For years, the Wall Street Journal’s esteemed Joe Morgenstern had a regular pole position on Page 1 of the paper’s Friday arts section. But as the paper has been redesigned, Morgenstern has steadily been moved back, first to Page 3, now often to Page 5. The reasons for all this are pretty obvious. Virtually every survey has shown that younger audiences have zero interest in critics. They take their cues for what movies to see from their peers, making decisions based on the buzz they’ve heard on Facebook, Twitter or some other form of social networking.

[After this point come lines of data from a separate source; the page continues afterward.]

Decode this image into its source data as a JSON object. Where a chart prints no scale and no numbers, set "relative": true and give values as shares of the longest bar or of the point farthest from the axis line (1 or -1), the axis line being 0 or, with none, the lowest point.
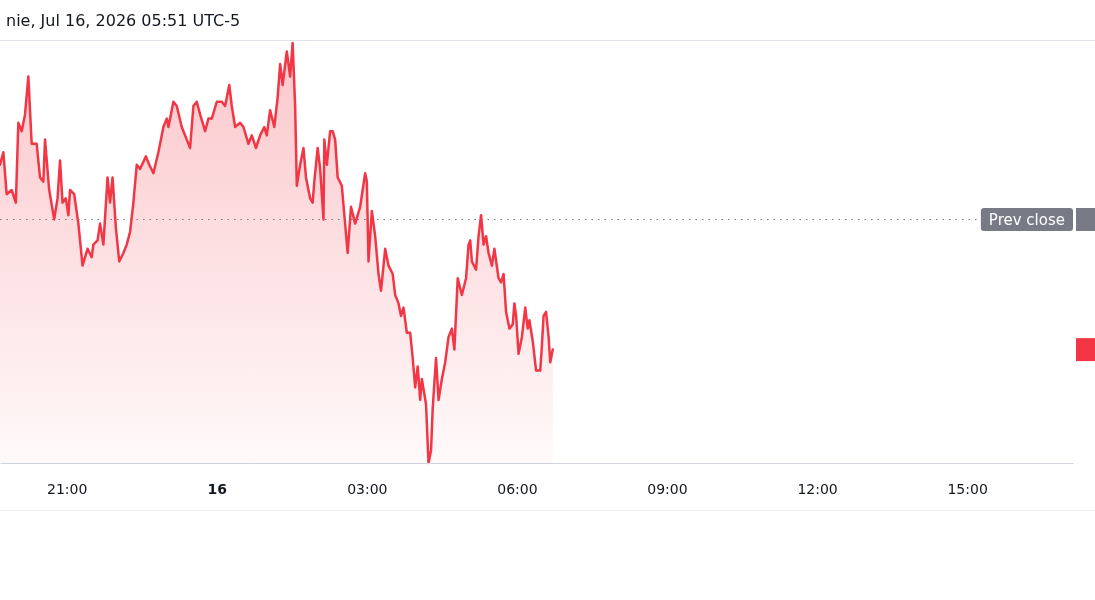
{
  "chart_data": {
    "type": "area",
    "title": "nie, Jul 16, 2026 05:51 UTC-5",
    "relative": true,
    "tick_labels": "x",
    "xlim": [
      "2026-07-15T19:40",
      "2026-07-16T17:07"
    ],
    "xticks": [
      {
        "value": "2026-07-15T21:00",
        "label": "21:00"
      },
      {
        "value": "2026-07-16T00:00",
        "label": "16"
      },
      {
        "value": "2026-07-16T03:00",
        "label": "03:00"
      },
      {
        "value": "2026-07-16T06:00",
        "label": "06:00"
      },
      {
        "value": "2026-07-16T09:00",
        "label": "09:00"
      },
      {
        "value": "2026-07-16T12:00",
        "label": "12:00"
      },
      {
        "value": "2026-07-16T15:00",
        "label": "15:00"
      }
    ],
    "x": [
      "2026-07-15T19:40",
      "2026-07-15T19:44",
      "2026-07-15T19:48",
      "2026-07-15T19:54",
      "2026-07-15T19:59",
      "2026-07-15T20:02",
      "2026-07-15T20:06",
      "2026-07-15T20:10",
      "2026-07-15T20:14",
      "2026-07-15T20:18",
      "2026-07-15T20:24",
      "2026-07-15T20:28",
      "2026-07-15T20:32",
      "2026-07-15T20:34",
      "2026-07-15T20:39",
      "2026-07-15T20:45",
      "2026-07-15T20:49",
      "2026-07-15T20:52",
      "2026-07-15T20:55",
      "2026-07-15T20:59",
      "2026-07-15T21:02",
      "2026-07-15T21:04",
      "2026-07-15T21:09",
      "2026-07-15T21:14",
      "2026-07-15T21:19",
      "2026-07-15T21:25",
      "2026-07-15T21:30",
      "2026-07-15T21:32",
      "2026-07-15T21:37",
      "2026-07-15T21:40",
      "2026-07-15T21:44",
      "2026-07-15T21:49",
      "2026-07-15T21:52",
      "2026-07-15T21:55",
      "2026-07-15T21:59",
      "2026-07-15T22:03",
      "2026-07-15T22:08",
      "2026-07-15T22:12",
      "2026-07-15T22:16",
      "2026-07-15T22:20",
      "2026-07-15T22:24",
      "2026-07-15T22:28",
      "2026-07-15T22:35",
      "2026-07-15T22:39",
      "2026-07-15T22:44",
      "2026-07-15T22:50",
      "2026-07-15T22:56",
      "2026-07-15T23:00",
      "2026-07-15T23:02",
      "2026-07-15T23:08",
      "2026-07-15T23:12",
      "2026-07-15T23:18",
      "2026-07-15T23:24",
      "2026-07-15T23:28",
      "2026-07-15T23:32",
      "2026-07-15T23:36",
      "2026-07-15T23:40",
      "2026-07-15T23:46",
      "2026-07-15T23:50",
      "2026-07-15T23:54",
      "2026-07-16T00:00",
      "2026-07-16T00:06",
      "2026-07-16T00:10",
      "2026-07-16T00:15",
      "2026-07-16T00:18",
      "2026-07-16T00:22",
      "2026-07-16T00:28",
      "2026-07-16T00:32",
      "2026-07-16T00:38",
      "2026-07-16T00:42",
      "2026-07-16T00:47",
      "2026-07-16T00:52",
      "2026-07-16T00:57",
      "2026-07-16T01:00",
      "2026-07-16T01:04",
      "2026-07-16T01:09",
      "2026-07-16T01:13",
      "2026-07-16T01:16",
      "2026-07-16T01:19",
      "2026-07-16T01:24",
      "2026-07-16T01:28",
      "2026-07-16T01:31",
      "2026-07-16T01:34",
      "2026-07-16T01:36",
      "2026-07-16T01:40",
      "2026-07-16T01:44",
      "2026-07-16T01:47",
      "2026-07-16T01:52",
      "2026-07-16T01:55",
      "2026-07-16T01:57",
      "2026-07-16T02:01",
      "2026-07-16T02:04",
      "2026-07-16T02:08",
      "2026-07-16T02:09",
      "2026-07-16T02:12",
      "2026-07-16T02:16",
      "2026-07-16T02:19",
      "2026-07-16T02:22",
      "2026-07-16T02:25",
      "2026-07-16T02:30",
      "2026-07-16T02:37",
      "2026-07-16T02:41",
      "2026-07-16T02:46",
      "2026-07-16T02:52",
      "2026-07-16T02:58",
      "2026-07-16T03:00",
      "2026-07-16T03:02",
      "2026-07-16T03:06",
      "2026-07-16T03:10",
      "2026-07-16T03:14",
      "2026-07-16T03:17",
      "2026-07-16T03:22",
      "2026-07-16T03:26",
      "2026-07-16T03:31",
      "2026-07-16T03:34",
      "2026-07-16T03:38",
      "2026-07-16T03:41",
      "2026-07-16T03:44",
      "2026-07-16T03:48",
      "2026-07-16T03:52",
      "2026-07-16T03:55",
      "2026-07-16T03:58",
      "2026-07-16T04:01",
      "2026-07-16T04:04",
      "2026-07-16T04:06",
      "2026-07-16T04:11",
      "2026-07-16T04:14",
      "2026-07-16T04:17",
      "2026-07-16T04:19",
      "2026-07-16T04:23",
      "2026-07-16T04:26",
      "2026-07-16T04:30",
      "2026-07-16T04:34",
      "2026-07-16T04:38",
      "2026-07-16T04:42",
      "2026-07-16T04:45",
      "2026-07-16T04:49",
      "2026-07-16T04:54",
      "2026-07-16T04:59",
      "2026-07-16T05:02",
      "2026-07-16T05:04",
      "2026-07-16T05:06",
      "2026-07-16T05:11",
      "2026-07-16T05:14",
      "2026-07-16T05:17",
      "2026-07-16T05:20",
      "2026-07-16T05:23",
      "2026-07-16T05:26",
      "2026-07-16T05:30",
      "2026-07-16T05:33",
      "2026-07-16T05:38",
      "2026-07-16T05:41",
      "2026-07-16T05:44",
      "2026-07-16T05:47",
      "2026-07-16T05:51",
      "2026-07-16T05:55",
      "2026-07-16T05:57",
      "2026-07-16T05:59",
      "2026-07-16T06:02",
      "2026-07-16T06:06",
      "2026-07-16T06:10",
      "2026-07-16T06:13",
      "2026-07-16T06:15",
      "2026-07-16T06:19",
      "2026-07-16T06:23",
      "2026-07-16T06:28",
      "2026-07-16T06:30",
      "2026-07-16T06:32",
      "2026-07-16T06:35",
      "2026-07-16T06:38",
      "2026-07-16T06:40",
      "2026-07-16T06:43"
    ],
    "series": [
      {
        "color": "#f23645",
        "values": [
          0.71,
          0.74,
          0.64,
          0.65,
          0.62,
          0.81,
          0.79,
          0.83,
          0.92,
          0.76,
          0.76,
          0.68,
          0.67,
          0.77,
          0.65,
          0.58,
          0.63,
          0.72,
          0.62,
          0.63,
          0.59,
          0.65,
          0.64,
          0.57,
          0.47,
          0.51,
          0.49,
          0.52,
          0.53,
          0.57,
          0.52,
          0.68,
          0.62,
          0.68,
          0.56,
          0.48,
          0.5,
          0.52,
          0.55,
          0.62,
          0.71,
          0.7,
          0.73,
          0.71,
          0.69,
          0.74,
          0.8,
          0.82,
          0.8,
          0.86,
          0.85,
          0.8,
          0.77,
          0.75,
          0.85,
          0.86,
          0.83,
          0.79,
          0.82,
          0.82,
          0.86,
          0.86,
          0.85,
          0.9,
          0.85,
          0.8,
          0.81,
          0.8,
          0.76,
          0.78,
          0.75,
          0.78,
          0.8,
          0.78,
          0.84,
          0.8,
          0.87,
          0.95,
          0.9,
          0.98,
          0.92,
          1,
          0.85,
          0.66,
          0.71,
          0.75,
          0.68,
          0.63,
          0.62,
          0.67,
          0.75,
          0.7,
          0.58,
          0.77,
          0.71,
          0.79,
          0.79,
          0.77,
          0.68,
          0.66,
          0.5,
          0.61,
          0.57,
          0.61,
          0.69,
          0.67,
          0.48,
          0.6,
          0.54,
          0.45,
          0.41,
          0.51,
          0.47,
          0.45,
          0.4,
          0.38,
          0.35,
          0.37,
          0.31,
          0.31,
          0.25,
          0.18,
          0.23,
          0.15,
          0.2,
          0.14,
          0,
          0.03,
          0.13,
          0.25,
          0.15,
          0.2,
          0.24,
          0.3,
          0.32,
          0.27,
          0.44,
          0.4,
          0.44,
          0.52,
          0.53,
          0.48,
          0.46,
          0.54,
          0.59,
          0.52,
          0.54,
          0.5,
          0.47,
          0.51,
          0.44,
          0.43,
          0.45,
          0.36,
          0.32,
          0.33,
          0.38,
          0.35,
          0.26,
          0.3,
          0.37,
          0.32,
          0.34,
          0.29,
          0.22,
          0.22,
          0.28,
          0.35,
          0.36,
          0.3,
          0.24,
          0.27
        ]
      }
    ],
    "ref_lines": [
      {
        "axis": "y",
        "value": 0.58,
        "label": "Prev close",
        "line_style": "dotted",
        "color": "#787b86"
      }
    ]
  }
}
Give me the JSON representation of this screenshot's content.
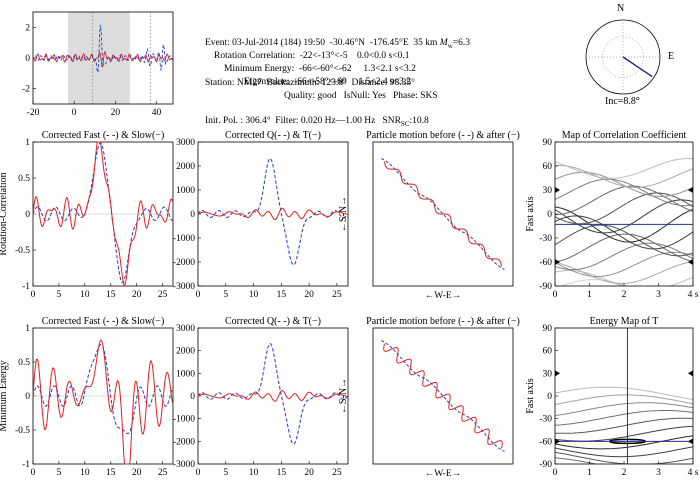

If anyone pays any attention to critics at all, it’s through aggregation sites such as Rotten Tomatoes, which offer a consensus score based on an accumulated ranking of critical opinion. Still, it’s sad to realize that even at Variety, the film industry’s most old-fashioned chronicler of events, criticism isn’t valued enough to keep one critic in a full-time position. Stiles says he hopes McCarthy will continue with the paper on a freelance basis; however, McCarthy says he ‘has no firm offers’ from Variety for any freelance work. Anyway, for me, that’s sort of like hearing that the cash-strapped L.A. Dodgers had decided to cut Manny Ramirez but assured fans that he’d still be around, playing left field, although -- you know -- on a day-to-day basis.

Maybe it would work, but when you turn your chief reviewer into a freelancer, it certainly tells you, loud and clear, how little value the job has in today’s increasingly critic-unfriendly market.